Et maintenant, ravivez votre attention . Tout homme souhaite saisir ; personne qui n’ait ce desir. Mais l’ensemble de nous ne voulons pas croire. On me dit : « j’ai envie saisir Afin de croire. » Je reponds : « Crois pour saisir. » ; voila donc une discussion qui s’eleve entre nous et qui va porter tout entiere i  ce niveau : « Je veux comprendre avant de croire », me dit l’adversaire ; et moi je lui dis : « Crois d’abord et tu comprendras. » Pour trancher le debat, choisissons un juge. Parmi l’integralite des hommes a qui je puis songer, je ne trouve aucun meilleur juge que l’homme que Dieu lui meme a choisi pour interprete. En pareille matiere et dans un debat de ce type, l’autorite des litterateurs n’a rien a Realiser ; ce n’est pas au poete de juger entre nous, c’est au prophete .

Tu disais : « J’ai besoin de comprendre pour croire » ; et moi : « Crois d’abord pour comprendre. » l’explication reste engagee ; allons au juge ; que le prophete prononce ou plutot que Dieu prononce avec le prophete. Gardons l’ensemble de 2 le silence. Cela a entendu nos opinions contradictoires ; « Je veux saisir, dis-tu, Afin de croire » ; « Crois, ai-je dit, Afin de saisir », et le prophete repond : « Si vous ne croyez pas, vous ne comprendrez jamais. » (Is 7, 9)

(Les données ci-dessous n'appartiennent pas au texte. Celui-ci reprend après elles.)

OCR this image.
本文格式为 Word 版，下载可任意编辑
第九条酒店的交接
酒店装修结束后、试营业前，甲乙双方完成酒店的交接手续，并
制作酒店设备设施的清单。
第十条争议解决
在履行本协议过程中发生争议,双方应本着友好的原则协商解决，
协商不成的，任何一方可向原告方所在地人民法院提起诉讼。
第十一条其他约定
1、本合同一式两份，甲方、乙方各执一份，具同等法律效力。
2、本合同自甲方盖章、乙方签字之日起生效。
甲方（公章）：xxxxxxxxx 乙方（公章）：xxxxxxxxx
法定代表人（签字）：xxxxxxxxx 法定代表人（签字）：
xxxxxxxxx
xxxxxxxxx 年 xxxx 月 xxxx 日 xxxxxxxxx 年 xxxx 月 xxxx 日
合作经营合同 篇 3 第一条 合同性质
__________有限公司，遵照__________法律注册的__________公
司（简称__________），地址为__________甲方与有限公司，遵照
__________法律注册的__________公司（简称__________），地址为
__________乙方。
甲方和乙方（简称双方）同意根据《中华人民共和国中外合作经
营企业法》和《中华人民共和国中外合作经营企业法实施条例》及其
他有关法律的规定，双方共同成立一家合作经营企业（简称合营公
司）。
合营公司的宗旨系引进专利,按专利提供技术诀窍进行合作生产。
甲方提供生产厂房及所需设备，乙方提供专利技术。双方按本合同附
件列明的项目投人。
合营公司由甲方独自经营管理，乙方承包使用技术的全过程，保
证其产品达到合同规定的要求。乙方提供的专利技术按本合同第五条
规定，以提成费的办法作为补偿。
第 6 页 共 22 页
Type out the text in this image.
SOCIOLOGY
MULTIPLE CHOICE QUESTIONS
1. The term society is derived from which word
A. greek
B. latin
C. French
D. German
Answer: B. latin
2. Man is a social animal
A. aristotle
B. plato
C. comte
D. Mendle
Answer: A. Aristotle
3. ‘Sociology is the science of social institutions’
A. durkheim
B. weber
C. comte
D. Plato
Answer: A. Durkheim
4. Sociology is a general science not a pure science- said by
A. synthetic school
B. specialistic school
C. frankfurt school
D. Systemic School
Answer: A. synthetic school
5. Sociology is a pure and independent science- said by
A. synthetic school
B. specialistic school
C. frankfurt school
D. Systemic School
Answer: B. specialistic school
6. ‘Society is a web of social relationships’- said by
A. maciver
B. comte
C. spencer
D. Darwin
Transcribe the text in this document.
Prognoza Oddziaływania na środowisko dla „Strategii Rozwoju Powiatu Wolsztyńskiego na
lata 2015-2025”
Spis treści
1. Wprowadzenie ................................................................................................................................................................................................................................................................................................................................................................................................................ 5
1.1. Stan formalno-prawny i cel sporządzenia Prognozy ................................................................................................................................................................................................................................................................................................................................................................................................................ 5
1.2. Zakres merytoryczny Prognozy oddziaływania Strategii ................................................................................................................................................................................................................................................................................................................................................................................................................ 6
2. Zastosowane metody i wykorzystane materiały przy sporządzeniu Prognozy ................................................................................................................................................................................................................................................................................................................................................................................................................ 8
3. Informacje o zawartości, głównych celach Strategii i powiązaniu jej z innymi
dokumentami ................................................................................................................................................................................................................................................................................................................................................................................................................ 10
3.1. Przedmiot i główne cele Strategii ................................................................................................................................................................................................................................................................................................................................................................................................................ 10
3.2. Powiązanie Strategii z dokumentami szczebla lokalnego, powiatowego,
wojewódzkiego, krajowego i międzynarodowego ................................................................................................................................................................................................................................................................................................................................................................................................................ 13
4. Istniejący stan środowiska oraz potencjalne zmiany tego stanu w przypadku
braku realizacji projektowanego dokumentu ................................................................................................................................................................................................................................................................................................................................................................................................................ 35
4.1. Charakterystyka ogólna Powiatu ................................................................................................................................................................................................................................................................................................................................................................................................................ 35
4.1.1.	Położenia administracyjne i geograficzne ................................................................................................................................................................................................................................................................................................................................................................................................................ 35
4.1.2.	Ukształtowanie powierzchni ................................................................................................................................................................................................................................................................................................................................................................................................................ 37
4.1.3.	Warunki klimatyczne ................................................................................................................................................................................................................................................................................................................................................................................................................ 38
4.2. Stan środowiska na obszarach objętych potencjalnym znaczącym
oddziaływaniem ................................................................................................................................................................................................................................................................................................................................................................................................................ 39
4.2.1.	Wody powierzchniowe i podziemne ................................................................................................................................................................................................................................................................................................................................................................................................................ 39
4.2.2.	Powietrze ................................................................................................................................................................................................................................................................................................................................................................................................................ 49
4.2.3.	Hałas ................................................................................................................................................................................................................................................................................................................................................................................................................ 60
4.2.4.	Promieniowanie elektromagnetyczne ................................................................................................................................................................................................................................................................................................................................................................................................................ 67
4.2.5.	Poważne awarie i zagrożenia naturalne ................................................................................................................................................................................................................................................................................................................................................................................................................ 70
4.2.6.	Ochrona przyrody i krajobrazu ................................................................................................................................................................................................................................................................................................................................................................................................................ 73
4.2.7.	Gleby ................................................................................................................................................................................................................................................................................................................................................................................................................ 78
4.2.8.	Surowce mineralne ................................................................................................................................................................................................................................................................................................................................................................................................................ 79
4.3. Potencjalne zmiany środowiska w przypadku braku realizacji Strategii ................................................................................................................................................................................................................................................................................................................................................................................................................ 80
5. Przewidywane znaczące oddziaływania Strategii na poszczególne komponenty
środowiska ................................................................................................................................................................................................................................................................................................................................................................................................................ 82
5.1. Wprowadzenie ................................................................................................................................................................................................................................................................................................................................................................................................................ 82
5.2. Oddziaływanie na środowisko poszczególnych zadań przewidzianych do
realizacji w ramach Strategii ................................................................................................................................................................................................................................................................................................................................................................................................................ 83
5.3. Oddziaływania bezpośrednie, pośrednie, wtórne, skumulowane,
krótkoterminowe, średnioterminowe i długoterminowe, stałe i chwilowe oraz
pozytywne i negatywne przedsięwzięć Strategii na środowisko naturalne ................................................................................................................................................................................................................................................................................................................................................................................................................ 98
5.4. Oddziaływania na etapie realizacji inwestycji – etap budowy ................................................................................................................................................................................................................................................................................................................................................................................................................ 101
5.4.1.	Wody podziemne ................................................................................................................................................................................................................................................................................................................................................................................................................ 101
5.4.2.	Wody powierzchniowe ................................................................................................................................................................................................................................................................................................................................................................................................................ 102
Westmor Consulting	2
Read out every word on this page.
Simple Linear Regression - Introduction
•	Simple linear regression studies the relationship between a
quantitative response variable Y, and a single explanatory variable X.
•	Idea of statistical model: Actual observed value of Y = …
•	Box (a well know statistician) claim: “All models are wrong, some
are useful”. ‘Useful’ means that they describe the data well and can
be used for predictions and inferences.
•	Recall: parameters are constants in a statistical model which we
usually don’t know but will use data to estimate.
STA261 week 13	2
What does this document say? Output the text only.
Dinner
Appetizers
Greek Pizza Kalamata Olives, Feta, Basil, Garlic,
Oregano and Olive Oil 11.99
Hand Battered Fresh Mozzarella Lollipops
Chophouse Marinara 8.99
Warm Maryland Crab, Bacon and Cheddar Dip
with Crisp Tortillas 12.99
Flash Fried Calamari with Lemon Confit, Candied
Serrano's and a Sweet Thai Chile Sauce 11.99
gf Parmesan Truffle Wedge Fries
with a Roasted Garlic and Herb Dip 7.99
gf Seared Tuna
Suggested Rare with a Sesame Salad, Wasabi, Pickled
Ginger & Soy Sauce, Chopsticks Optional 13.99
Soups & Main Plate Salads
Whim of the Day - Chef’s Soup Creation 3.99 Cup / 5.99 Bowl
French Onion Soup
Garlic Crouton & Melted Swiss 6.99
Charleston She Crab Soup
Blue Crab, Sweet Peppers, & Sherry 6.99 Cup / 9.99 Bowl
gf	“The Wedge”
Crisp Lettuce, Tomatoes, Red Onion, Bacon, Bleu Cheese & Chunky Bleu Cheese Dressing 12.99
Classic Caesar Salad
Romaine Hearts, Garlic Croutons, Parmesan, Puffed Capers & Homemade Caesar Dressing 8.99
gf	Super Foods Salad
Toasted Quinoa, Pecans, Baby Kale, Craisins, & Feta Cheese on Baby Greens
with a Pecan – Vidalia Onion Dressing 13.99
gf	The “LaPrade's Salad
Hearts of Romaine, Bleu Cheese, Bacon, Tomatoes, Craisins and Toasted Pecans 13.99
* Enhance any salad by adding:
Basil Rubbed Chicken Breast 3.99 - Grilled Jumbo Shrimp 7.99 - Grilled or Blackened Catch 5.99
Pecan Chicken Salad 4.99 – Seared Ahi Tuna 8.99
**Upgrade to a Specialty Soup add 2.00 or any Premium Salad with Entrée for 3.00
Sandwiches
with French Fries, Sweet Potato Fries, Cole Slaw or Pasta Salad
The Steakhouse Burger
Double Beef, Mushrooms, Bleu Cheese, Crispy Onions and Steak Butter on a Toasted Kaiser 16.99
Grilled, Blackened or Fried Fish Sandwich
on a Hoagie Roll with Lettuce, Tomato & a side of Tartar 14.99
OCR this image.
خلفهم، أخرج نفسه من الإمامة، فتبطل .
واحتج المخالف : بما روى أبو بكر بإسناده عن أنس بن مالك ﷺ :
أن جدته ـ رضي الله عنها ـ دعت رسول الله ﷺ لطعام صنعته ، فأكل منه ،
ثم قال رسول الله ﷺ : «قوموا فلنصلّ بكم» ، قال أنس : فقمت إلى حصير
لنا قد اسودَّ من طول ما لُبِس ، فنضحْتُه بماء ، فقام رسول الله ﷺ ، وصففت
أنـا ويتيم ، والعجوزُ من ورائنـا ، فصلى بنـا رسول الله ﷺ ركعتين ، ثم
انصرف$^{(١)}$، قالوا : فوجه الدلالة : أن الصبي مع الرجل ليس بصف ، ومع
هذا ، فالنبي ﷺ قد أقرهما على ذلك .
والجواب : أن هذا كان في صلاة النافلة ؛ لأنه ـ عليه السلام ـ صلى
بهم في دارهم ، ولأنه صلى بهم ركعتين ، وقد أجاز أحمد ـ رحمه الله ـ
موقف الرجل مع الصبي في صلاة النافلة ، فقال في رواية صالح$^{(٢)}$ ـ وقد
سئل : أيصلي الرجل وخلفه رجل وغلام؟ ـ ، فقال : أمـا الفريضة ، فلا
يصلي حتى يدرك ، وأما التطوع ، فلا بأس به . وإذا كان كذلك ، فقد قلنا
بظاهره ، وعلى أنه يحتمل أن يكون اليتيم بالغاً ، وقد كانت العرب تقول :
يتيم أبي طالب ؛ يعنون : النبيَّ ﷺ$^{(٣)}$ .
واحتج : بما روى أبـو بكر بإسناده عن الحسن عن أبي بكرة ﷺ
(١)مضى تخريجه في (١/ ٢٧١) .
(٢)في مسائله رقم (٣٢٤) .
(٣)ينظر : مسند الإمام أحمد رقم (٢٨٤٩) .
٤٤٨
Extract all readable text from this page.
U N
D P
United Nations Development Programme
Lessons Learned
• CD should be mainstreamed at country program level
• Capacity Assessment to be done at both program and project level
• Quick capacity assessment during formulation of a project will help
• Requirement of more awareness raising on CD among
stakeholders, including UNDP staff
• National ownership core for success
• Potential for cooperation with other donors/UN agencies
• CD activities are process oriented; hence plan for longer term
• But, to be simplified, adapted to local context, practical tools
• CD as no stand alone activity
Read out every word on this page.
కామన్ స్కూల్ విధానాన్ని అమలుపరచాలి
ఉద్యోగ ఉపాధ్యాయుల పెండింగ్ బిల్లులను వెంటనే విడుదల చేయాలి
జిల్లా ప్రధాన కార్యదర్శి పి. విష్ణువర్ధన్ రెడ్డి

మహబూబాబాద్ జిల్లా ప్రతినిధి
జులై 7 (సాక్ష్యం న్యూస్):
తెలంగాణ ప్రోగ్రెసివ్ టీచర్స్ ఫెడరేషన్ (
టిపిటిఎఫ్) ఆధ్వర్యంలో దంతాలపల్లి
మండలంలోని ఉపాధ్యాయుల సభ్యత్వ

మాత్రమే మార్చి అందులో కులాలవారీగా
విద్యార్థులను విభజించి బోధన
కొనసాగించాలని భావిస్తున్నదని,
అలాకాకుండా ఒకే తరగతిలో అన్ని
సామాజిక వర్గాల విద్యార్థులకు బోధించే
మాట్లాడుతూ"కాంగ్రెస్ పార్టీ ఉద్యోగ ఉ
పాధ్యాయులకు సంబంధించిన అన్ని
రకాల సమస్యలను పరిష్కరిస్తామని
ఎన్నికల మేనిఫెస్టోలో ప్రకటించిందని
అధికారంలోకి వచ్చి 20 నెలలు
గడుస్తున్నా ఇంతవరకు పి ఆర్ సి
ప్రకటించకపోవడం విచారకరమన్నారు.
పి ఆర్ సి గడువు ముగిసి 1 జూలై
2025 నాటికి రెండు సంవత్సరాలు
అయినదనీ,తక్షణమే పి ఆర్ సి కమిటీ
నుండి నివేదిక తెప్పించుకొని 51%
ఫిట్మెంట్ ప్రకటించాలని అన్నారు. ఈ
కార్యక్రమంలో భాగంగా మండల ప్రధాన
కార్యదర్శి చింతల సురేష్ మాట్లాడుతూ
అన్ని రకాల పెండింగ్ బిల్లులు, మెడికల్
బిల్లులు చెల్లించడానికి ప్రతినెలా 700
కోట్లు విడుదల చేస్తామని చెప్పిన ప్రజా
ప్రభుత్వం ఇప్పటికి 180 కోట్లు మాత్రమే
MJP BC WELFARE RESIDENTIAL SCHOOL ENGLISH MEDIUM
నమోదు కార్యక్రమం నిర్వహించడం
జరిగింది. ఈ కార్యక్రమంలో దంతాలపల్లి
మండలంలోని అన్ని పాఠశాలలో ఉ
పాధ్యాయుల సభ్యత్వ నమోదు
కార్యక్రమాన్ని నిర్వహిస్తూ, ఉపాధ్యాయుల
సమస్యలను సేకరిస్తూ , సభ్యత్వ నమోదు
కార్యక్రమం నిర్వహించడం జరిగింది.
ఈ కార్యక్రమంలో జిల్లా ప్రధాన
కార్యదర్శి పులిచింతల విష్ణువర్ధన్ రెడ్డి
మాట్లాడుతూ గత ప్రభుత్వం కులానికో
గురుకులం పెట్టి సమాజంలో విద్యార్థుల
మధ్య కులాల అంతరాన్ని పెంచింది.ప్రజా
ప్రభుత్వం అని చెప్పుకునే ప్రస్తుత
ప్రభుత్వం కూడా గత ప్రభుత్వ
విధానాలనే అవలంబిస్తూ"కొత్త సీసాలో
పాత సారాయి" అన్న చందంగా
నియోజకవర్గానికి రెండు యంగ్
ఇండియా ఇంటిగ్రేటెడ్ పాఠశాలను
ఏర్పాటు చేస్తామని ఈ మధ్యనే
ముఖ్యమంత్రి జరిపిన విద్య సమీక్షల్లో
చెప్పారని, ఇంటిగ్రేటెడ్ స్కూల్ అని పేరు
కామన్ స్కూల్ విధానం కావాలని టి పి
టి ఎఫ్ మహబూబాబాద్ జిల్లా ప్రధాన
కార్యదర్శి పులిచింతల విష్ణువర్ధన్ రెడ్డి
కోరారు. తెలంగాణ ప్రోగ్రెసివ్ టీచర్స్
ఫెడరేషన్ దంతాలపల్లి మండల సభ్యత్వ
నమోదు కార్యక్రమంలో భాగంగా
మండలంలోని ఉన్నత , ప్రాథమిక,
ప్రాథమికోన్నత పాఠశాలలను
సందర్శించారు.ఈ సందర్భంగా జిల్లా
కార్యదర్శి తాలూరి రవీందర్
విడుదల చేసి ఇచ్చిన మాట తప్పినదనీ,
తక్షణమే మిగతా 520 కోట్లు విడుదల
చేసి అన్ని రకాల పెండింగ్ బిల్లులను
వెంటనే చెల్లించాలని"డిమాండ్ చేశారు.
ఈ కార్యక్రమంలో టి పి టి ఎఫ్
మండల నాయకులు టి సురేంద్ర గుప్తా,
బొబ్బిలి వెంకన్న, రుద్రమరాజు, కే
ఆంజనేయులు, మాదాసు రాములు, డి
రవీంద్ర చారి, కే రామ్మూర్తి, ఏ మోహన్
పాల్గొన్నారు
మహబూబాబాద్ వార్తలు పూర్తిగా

Par consequent, faire mes tres chers freres , cet homme que j’ai commande comme adversaire et avec lequel j’ai engage une discussion qui a ete portee au tribunal du prophete, n’a nullement pleinement tort de vouloir comprendre avant de croire. Moi qui vous cause, en ce moment, si je cause, c’est Afin de amener aussi a la foi ceux qui ne croient toujours pas. Donc, en un sens, cet homme a devoile grand lorsqu’il a dit : « j’ai envie saisir pour croire » ; et moi egalement j’habite au vrai quand j’affirme avec le prophete : « Crois d’abord pour saisir. » Nous disons vrai tous les 2 : donnons-nous donc la main ; comprends donc Afin de croire et crois pour saisir ; voila en peu de mots De quelle fai§on nous pouvons accepter l’une et l’autre ces deux maximes : comprends ma parole pour arriver a croire, ainsi, crois a J’ai parole de Dieu Afin de arriver a J’ai saisir.